A judge hearing a California comp case let an independent medical evaluator decide whether a claimant should be supplied medical marijuana to treat his workplace injury or illness.

California’s State Compensation Insurance Fund declined to release details about the case it was involved in, but did confirm the court’s action and the final outcome.

The court’s consideration of whether marijuana should be provided as a work comp medical benefit supports a theory this blog posted on nearly three weeks ago when a Canadian work comp board denied payment of medical marijuana for a Saskatchewan man.

Comp Time suggested in that posting that as more states allow people to legally consume pot with a doctor’s prescription there is growing likelihood that medical marijuana use will become a comp issue

Work place safety, job accommodation, and benefits costs are but a few of the issues at stake.

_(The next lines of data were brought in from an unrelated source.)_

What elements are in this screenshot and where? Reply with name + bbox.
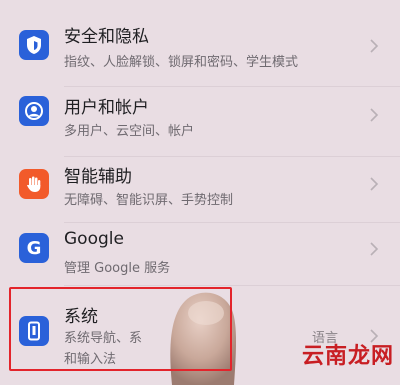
settings-item-title: 智能辅助 xyxy=(64,167,132,187)
settings-item-subtitle: 无障碍、智能识屏、手势控制 xyxy=(64,193,234,208)
google-icon: G xyxy=(19,233,49,263)
settings-item-title: 安全和隐私 xyxy=(64,27,149,47)
watermark-logo: 云南龙网 xyxy=(301,344,394,369)
settings-item-subtitle: 管理 Google 服务 xyxy=(64,261,171,276)
settings-item-security[interactable]: 安全和隐私 指纹、人脸解锁、锁屏和密码、学生模式 xyxy=(0,0,400,86)
settings-item-subtitle: 指纹、人脸解锁、锁屏和密码、学生模式 xyxy=(64,55,299,70)
chevron-right-icon xyxy=(370,177,379,191)
user-icon xyxy=(19,96,49,126)
chevron-right-icon xyxy=(370,242,379,256)
settings-item-users[interactable]: 用户和帐户 多用户、云空间、帐户 xyxy=(0,87,400,155)
settings-item-smart-assist[interactable]: 智能辅助 无障碍、智能识屏、手势控制 xyxy=(0,157,400,223)
settings-item-title: Google xyxy=(64,229,124,249)
settings-item-subtitle: 多用户、云空间、帐户 xyxy=(64,124,195,139)
shield-icon xyxy=(19,30,49,60)
hand-icon xyxy=(19,169,49,199)
highlight-box xyxy=(9,287,232,371)
chevron-right-icon xyxy=(370,39,379,53)
settings-item-title: 用户和帐户 xyxy=(64,98,149,118)
chevron-right-icon xyxy=(370,108,379,122)
settings-item-google[interactable]: G Google 管理 Google 服务 xyxy=(0,223,400,285)
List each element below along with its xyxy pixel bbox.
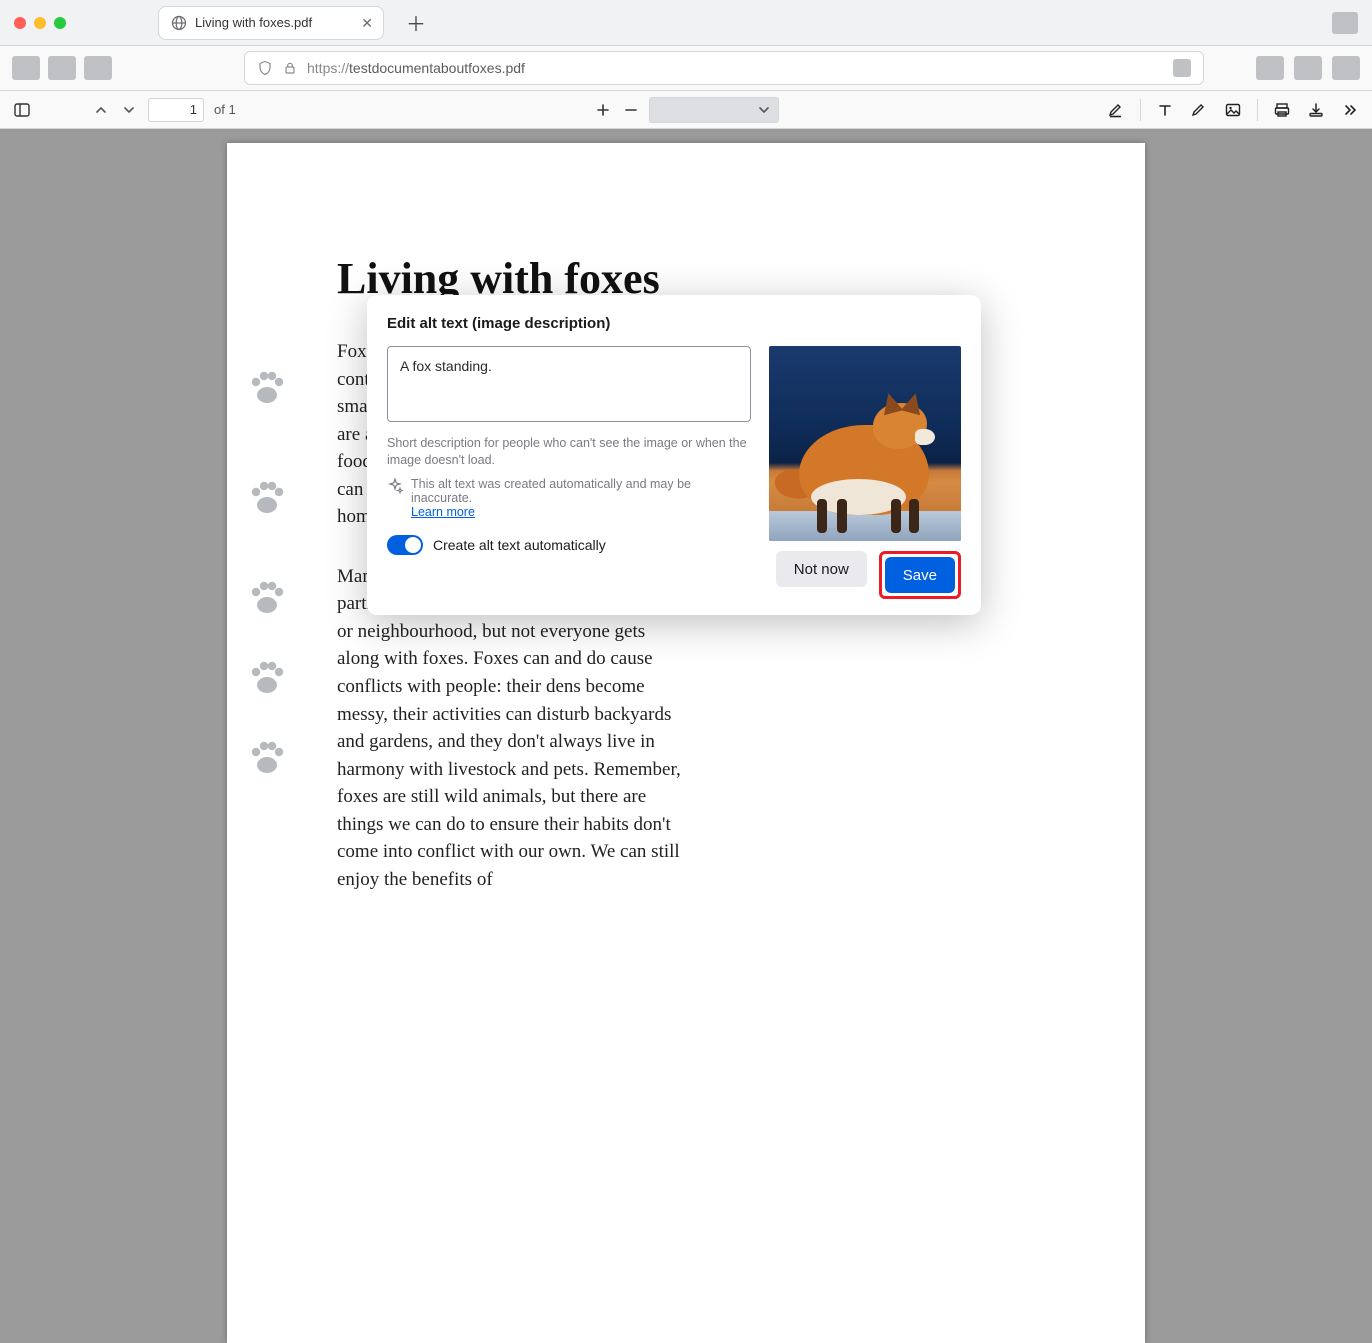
paw-icon: [245, 735, 289, 779]
alt-text-input[interactable]: [387, 346, 751, 422]
pdf-toolbar: 1 of 1: [0, 91, 1372, 129]
zoom-out-icon[interactable]: [621, 100, 641, 120]
paw-icon: [245, 575, 289, 619]
page-number-input[interactable]: 1: [148, 98, 204, 122]
image-tool-icon[interactable]: [1223, 100, 1243, 120]
tab-strip: Living with foxes.pdf ✕ ＋: [0, 0, 1372, 46]
pdf-right-tools: [1106, 99, 1360, 121]
nav-forward-placeholder[interactable]: [48, 56, 76, 80]
learn-more-link[interactable]: Learn more: [411, 505, 475, 519]
new-tab-button[interactable]: ＋: [406, 8, 426, 37]
download-icon[interactable]: [1306, 100, 1326, 120]
globe-icon: [171, 15, 187, 31]
nav-ext-placeholder-2[interactable]: [1294, 56, 1322, 80]
lock-icon: [283, 61, 297, 75]
shield-icon: [257, 60, 273, 76]
print-icon[interactable]: [1272, 100, 1292, 120]
sparkle-icon: [387, 478, 403, 494]
next-page-icon[interactable]: [120, 101, 138, 119]
more-tools-icon[interactable]: [1340, 100, 1360, 120]
tab-title: Living with foxes.pdf: [195, 15, 312, 30]
tabstrip-overflow-placeholder: [1332, 12, 1358, 34]
url-bar[interactable]: https://testdocumentaboutfoxes.pdf: [244, 51, 1204, 85]
chevron-down-icon: [758, 104, 770, 116]
zoom-controls: [593, 97, 779, 123]
zoom-in-icon[interactable]: [593, 100, 613, 120]
zoom-select[interactable]: [649, 97, 779, 123]
sidebar-toggle-icon[interactable]: [12, 100, 32, 120]
auto-alt-text-toggle[interactable]: [387, 535, 423, 555]
nav-ext-placeholder-1[interactable]: [1256, 56, 1284, 80]
highlight-icon[interactable]: [1106, 100, 1126, 120]
nav-menu-placeholder[interactable]: [1332, 56, 1360, 80]
auto-alt-text-label: Create alt text automatically: [433, 537, 606, 553]
window-traffic-lights: [14, 17, 66, 29]
window-close-icon[interactable]: [14, 17, 26, 29]
nav-reload-placeholder[interactable]: [84, 56, 112, 80]
tab-close-icon[interactable]: ✕: [361, 16, 373, 30]
nav-toolbar: https://testdocumentaboutfoxes.pdf: [0, 46, 1372, 91]
browser-tab[interactable]: Living with foxes.pdf ✕: [158, 6, 384, 40]
paw-icon: [245, 475, 289, 519]
url-action-placeholder[interactable]: [1173, 59, 1191, 77]
autogen-notice-row: This alt text was created automatically …: [387, 477, 751, 519]
save-button[interactable]: Save: [885, 557, 955, 593]
window-minimize-icon[interactable]: [34, 17, 46, 29]
alt-text-helper: Short description for people who can't s…: [387, 435, 751, 469]
save-button-highlight: Save: [879, 551, 961, 599]
nav-right-cluster: [1256, 56, 1360, 80]
paw-icon: [245, 365, 289, 409]
prev-page-icon[interactable]: [92, 101, 110, 119]
image-preview: [769, 346, 961, 541]
paw-icon: [245, 655, 289, 699]
page-total-label: of 1: [214, 102, 236, 117]
not-now-button[interactable]: Not now: [776, 551, 867, 587]
url-text: https://testdocumentaboutfoxes.pdf: [307, 60, 525, 76]
text-tool-icon[interactable]: [1155, 100, 1175, 120]
draw-tool-icon[interactable]: [1189, 100, 1209, 120]
autogen-notice-text: This alt text was created automatically …: [411, 477, 691, 505]
alt-text-dialog: Edit alt text (image description) Short …: [367, 295, 981, 615]
nav-back-placeholder[interactable]: [12, 56, 40, 80]
dialog-heading: Edit alt text (image description): [387, 315, 961, 332]
window-maximize-icon[interactable]: [54, 17, 66, 29]
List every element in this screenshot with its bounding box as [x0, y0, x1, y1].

In the California SCIF case, the work comp judge suggested leaving it to the independent medical evaluator to decide whether marijuana should be provided to the claimant and both sides agreed to abide by the IME’s ruling.

The IME ruled against the claimant and a SCIF spokeswoman said it was an unusual case although she couldn’t elaborate. She did say, however, that SCIF’s utilization review department had not encountered other medical marijuana cases.

But now that an IME has been allowed to decide in one case, what is to stop claimants or their attorneys from suggesting that other cases get similar treatment? Given the right circumstances in another case, could an IME’s decisions go the other way?

Since Comp Time’s earlier posting on the Saskatchewan man, New Jersey became the 14th U.S. state to allow medical marijuana use.